UBC Theses and Dissertations
Understanding hemicellulose and silica removal from bamboo Yuan, Zhaoyang
In this work, the hydrothermal pretreatment under both acidic and alkaline conditions were conducted to study hemicellulose and silica removal from bamboo. In the first part of this work, evolution of proton concentration was examined during both auto- and dilute-acid hydrolysis of hemicellulose from green bamboo. An approximate mathematical model (toy model) to describe the proton concentration based upon conservation of mass and charge during deacetylation and ash neutralization coupled with a number of competing equilibria, was derived. This model was qualitatively compared to experiments where pH was measured as a function of time, temperature, and initial acid level. The toy model predicts the existence of a steady state proton concentration dictated by equilibrium constants, initial acetyl groups, and initial added acid. At room temperature, it was found that pH remains essentially constant both at low initial pH and autohydrolysis conditions. At elevated temperatures, one case of non-monotonic behaviour in which the pH initially increased, and then decreased at longer times, was found. As silica in bamboo creates processing problems, in the second part of this work, alkaline pretreatment of pure amorphous silica particles, bamboo powder and bamboo chips was carried out to study the underlying mechanism for silica and hemicellulose extraction. Response surface methodology was also used to optimize the treatment conditions that could completely extract silica and partially extract hemicellulose from bamboo chips prior to processing.
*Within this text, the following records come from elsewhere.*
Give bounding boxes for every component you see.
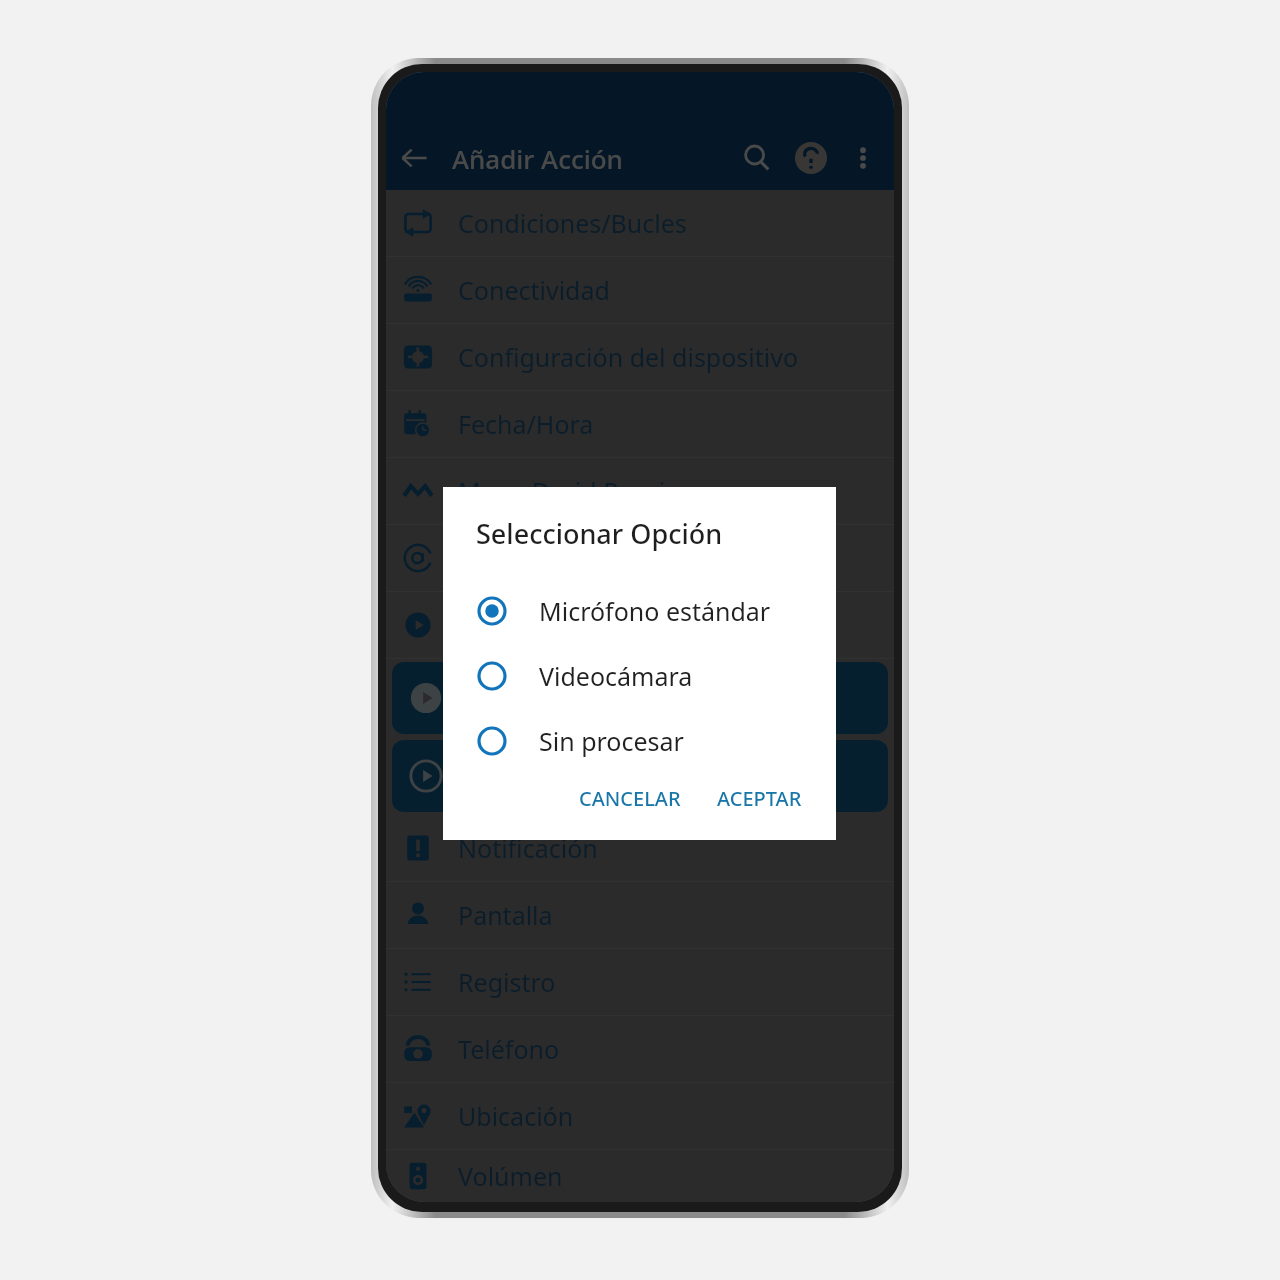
- button[interactable]: Notificación: [386, 815, 894, 881]
- staticText: Mensajería: [458, 541, 588, 575]
- button[interactable]: ACEPTAR: [705, 775, 814, 822]
- button[interactable]: Configuración del dispositivo: [386, 324, 894, 390]
- button[interactable]: Registro: [386, 949, 894, 1015]
- staticText: MacroDroid Propio: [458, 474, 681, 508]
- staticText: Añadir Acción: [452, 141, 623, 176]
- button[interactable]: Fecha/Hora: [386, 391, 894, 457]
- button[interactable]: Grabar micrófono: [392, 662, 888, 734]
- button[interactable]: Ayuda: [784, 131, 838, 185]
- button[interactable]: Micrófono estándar: [443, 578, 836, 643]
- button[interactable]: Sin procesar: [443, 708, 836, 773]
- staticText: Sin procesar: [539, 724, 684, 758]
- staticText: Fecha/Hora: [458, 407, 594, 441]
- staticText: Condiciones/Bucles: [458, 206, 687, 240]
- staticText: Micrófono estándar: [539, 594, 771, 628]
- button[interactable]: Medios: [386, 592, 894, 658]
- button[interactable]: [392, 740, 888, 812]
- button[interactable]: Teléfono: [386, 1016, 894, 1082]
- button[interactable]: Mensajería: [386, 525, 894, 591]
- button[interactable]: Pantalla: [386, 882, 894, 948]
- button[interactable]: Atrás: [386, 130, 442, 186]
- staticText: Medios: [458, 608, 544, 642]
- staticText: Configuración del dispositivo: [458, 340, 799, 374]
- button[interactable]: MacroDroid Propio: [386, 458, 894, 524]
- button[interactable]: Buscar: [730, 131, 784, 185]
- button[interactable]: Más opciones: [838, 133, 888, 183]
- button[interactable]: CANCELAR: [567, 775, 693, 822]
- staticText: Grabar micrófono: [466, 681, 676, 715]
- staticText: Registro: [458, 965, 556, 999]
- staticText: Conectividad: [458, 273, 610, 307]
- staticText: Volúmen: [458, 1159, 563, 1193]
- staticText: ACEPTAR: [717, 785, 802, 812]
- button[interactable]: Volúmen: [386, 1150, 894, 1202]
- staticText: Videocámara: [539, 659, 693, 693]
- staticText: Notificación: [458, 831, 598, 865]
- staticText: CANCELAR: [579, 785, 681, 812]
- button[interactable]: Condiciones/Bucles: [386, 190, 894, 256]
- staticText: Ubicación: [458, 1099, 574, 1133]
- button[interactable]: Ubicación: [386, 1083, 894, 1149]
- staticText: Pantalla: [458, 898, 553, 932]
- staticText: Teléfono: [458, 1032, 560, 1066]
- staticText: Seleccionar Opción: [476, 515, 723, 552]
- button[interactable]: Conectividad: [386, 257, 894, 323]
- button[interactable]: Videocámara: [443, 643, 836, 708]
Alkaline pretreatment resulted in significant improvement in the delignification of treated bamboo chips during subsequent kraft pulping, offering an option to reduce the effective alkali charge or the H-factor. The pre-extracted silica and hemicellulose in the liquor were recovered through a sequential procedure of CO2 and ethanol precipitation. Moreover, the feasibility of adopting alkaline pretreatment to the typical kraft pulping process was tested. Results demonstrated that all silica, and up to 50% of hemicellulose in raw feedstocks, could be extracted without degrading cellulose and lignin. Approximately 96% of extracted silica in the APEL could be recovered as a high purity (>99.8%) silica nanoparticles. These results demonstrated that the proposed modification may benefit kraft pulping and fit well into the proposed biorefinery concept.